WERE THE SCROLLS DELIBERATELY ‘KEPT HIDDEN’ BY CHURCH AUTHORITIES?
Authors Michael Baigent and Richard Leigh wrote in the Introduction to this 1991 book, “In tracing the progress of the Dead Sea Scrolls from their discovery in the Judean desert to the various institutions that hold them today, we found ourselves confronting a contradiction we had faced before---the contradiction between the Jesus of history and the Christ of faith. Our investigation began in Israel. It was to extend to the corridors of the Vatican, and, even more ominously, into the offices of the Inquisition. We also encountered a rigidly maintained ‘consensus’ of interpretation towards the content and dating of the scrolls, and came to understand how explosive a non-partisan examination of them might be for the whole of Christian theological tradition. And we discovered how fiercely the world of orthodox biblical scholarship was prepared to fight to retain its monopoly of available information.” (Pg. xii)

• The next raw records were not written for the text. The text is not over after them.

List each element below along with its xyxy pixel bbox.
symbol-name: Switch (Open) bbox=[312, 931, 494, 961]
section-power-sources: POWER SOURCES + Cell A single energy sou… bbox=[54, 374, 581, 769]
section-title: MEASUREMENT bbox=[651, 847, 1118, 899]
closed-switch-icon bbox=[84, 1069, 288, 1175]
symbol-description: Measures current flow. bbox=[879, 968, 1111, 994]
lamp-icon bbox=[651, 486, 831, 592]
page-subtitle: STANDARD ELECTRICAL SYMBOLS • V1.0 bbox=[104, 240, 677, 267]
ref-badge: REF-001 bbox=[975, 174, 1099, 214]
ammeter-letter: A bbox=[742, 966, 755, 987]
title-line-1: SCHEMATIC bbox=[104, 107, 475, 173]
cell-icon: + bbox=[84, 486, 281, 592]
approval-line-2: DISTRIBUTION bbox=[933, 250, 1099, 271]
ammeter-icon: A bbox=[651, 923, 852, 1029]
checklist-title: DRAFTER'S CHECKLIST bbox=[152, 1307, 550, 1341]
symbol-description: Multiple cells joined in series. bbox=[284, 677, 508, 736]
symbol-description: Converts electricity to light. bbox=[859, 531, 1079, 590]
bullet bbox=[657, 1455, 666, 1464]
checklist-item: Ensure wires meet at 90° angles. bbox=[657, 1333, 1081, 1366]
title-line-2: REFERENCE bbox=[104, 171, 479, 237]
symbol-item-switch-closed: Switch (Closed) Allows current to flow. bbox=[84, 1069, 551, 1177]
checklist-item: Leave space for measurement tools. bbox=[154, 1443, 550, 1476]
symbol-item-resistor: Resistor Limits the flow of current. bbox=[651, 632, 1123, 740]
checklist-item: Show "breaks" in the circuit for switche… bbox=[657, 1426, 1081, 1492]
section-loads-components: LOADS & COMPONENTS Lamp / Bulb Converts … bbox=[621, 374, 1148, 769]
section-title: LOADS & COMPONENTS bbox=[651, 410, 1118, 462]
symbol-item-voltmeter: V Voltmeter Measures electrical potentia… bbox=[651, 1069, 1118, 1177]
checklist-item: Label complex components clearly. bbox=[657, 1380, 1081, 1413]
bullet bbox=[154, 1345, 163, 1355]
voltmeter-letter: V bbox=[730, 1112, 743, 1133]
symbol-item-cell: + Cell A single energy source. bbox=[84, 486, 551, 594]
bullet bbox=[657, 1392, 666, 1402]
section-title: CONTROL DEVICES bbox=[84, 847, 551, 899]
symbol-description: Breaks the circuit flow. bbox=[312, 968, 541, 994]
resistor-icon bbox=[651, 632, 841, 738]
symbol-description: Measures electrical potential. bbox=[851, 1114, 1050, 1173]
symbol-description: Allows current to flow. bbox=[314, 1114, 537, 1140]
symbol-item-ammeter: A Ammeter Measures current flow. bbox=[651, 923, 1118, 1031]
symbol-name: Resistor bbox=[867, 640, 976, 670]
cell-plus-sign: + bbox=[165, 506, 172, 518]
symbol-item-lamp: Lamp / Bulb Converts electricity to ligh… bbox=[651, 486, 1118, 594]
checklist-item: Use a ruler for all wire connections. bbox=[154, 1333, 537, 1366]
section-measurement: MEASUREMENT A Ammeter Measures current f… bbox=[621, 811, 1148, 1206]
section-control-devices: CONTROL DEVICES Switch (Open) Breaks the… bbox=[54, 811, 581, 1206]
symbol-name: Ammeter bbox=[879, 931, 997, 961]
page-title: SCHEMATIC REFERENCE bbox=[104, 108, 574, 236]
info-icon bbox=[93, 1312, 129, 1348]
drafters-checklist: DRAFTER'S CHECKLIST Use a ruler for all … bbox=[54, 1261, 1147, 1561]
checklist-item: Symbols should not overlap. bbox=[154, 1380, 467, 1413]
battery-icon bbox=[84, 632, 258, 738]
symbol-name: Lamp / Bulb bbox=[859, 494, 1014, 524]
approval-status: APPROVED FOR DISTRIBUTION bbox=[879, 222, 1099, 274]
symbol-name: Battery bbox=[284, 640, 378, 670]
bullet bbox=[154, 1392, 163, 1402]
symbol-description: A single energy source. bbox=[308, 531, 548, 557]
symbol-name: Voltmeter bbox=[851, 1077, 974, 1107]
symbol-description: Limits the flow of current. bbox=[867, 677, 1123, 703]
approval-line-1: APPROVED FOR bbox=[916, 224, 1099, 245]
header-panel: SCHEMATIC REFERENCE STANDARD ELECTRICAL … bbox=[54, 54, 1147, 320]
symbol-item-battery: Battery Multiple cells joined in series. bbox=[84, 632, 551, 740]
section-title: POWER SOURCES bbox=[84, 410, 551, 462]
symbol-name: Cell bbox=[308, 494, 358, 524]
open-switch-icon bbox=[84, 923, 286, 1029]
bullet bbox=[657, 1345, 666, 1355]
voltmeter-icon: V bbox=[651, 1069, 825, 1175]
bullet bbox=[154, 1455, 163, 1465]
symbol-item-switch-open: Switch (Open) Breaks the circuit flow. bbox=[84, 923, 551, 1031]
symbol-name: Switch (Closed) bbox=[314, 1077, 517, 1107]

They report, “Edmund Wilson, John Allegro, and Geza Vermes all condemned the international team for secrecy for procrastination and delay in releasing the Qumran material and for establishing a scholarly monarchy over the Dead Sea Scrolls. Wilson and Allego both challenged the team’s labored attempts to distance the Qumran community from so-called ‘early Christianity.’ In other respects, however, all three scholars concurred with the consensus of interpretation established by the international team…. By the 1960s, however, scholarly opposition to the international team’s consensus had begun to arise from another quarter. Its questioning of that consensus was to be much more radical than anything submitted by Wilson, Allegro or Vermes. It was to challenge not only the dating of the Qumran scrolls as established by the international team, but also the allegedly Essence character of the Qumran community.” (Pg. 67-68)
They note, “Independent scholars from Britain, the States and elsewhere have found it impossible to get access to unpublished scroll material. For Israeli scholars, such access has been inconceivable… Father de Vaux, a former member of the notorious Action Francaise, was a fairly outspoken anti-Semite. To this day, members of the Ecole Biblique seem to remain hostile to Israel… But one is prompted to ask whether their prejudice simply coincided with official Church policy, or whether it was formally dictated by the ecclesiastical hierarchy.” (Pg. 116-117)
They observe, “There is virtually unanimous agreement … apart, of course, from the international team themselves and the Ecole Biblique---that the history of Dead Sea Scroll scholarship does constitute a ‘scandal.’ And there would seem to be little doubt that something irregular… lurks behind the delays, the procrastinations, the equivocation, the restrictions on material… would one find, looming as a supreme arbiter in the background, the shadowy presence of an ecclesiastical institution such as the Congregation for the Doctrine of the Faith?” (Pg. 129)
They conclude, “The story of the scrolls is… unfinished. The plot continues to unfold… since this book appeared in … May 1991… the scrolls were the subject of front page coverage, as well as editorials, in such newspapers as the New York Times… media attention is intensifying, various protagonists are issuing new statements.” (Pg. 223) They continue, very major revelations are bound to be forthcoming. As this occurs, we can expect over more light to be shed on biblical history… One should not, of course, expect a disclosure as such magnitude as to ‘topple the Church,’ or anything as apocalyptic as that… But some people… may be prompted to wonder whether the Church… should necessarily be deemed reliable and authoritative in its approach to such urgent contemporary matters as overpopulation, birth control, the status of women and the celibacy of the clergy. Ultimately, however, the import of the Qumran texts resides in something more than there potential to embarrass the Church… The Dead Sea Scrolls offer a new perspective on the three great religions born in the Middle East… One would like to believe… that greater understanding of their common roots might help curb the prejudice, the bigotry, the intolerance and fanaticism to which fundamentalism is chronically prone.” (Pg. 234-235)
As with these authors’ earlier books, the ‘scholarly consensus’ about this book is extremely negative.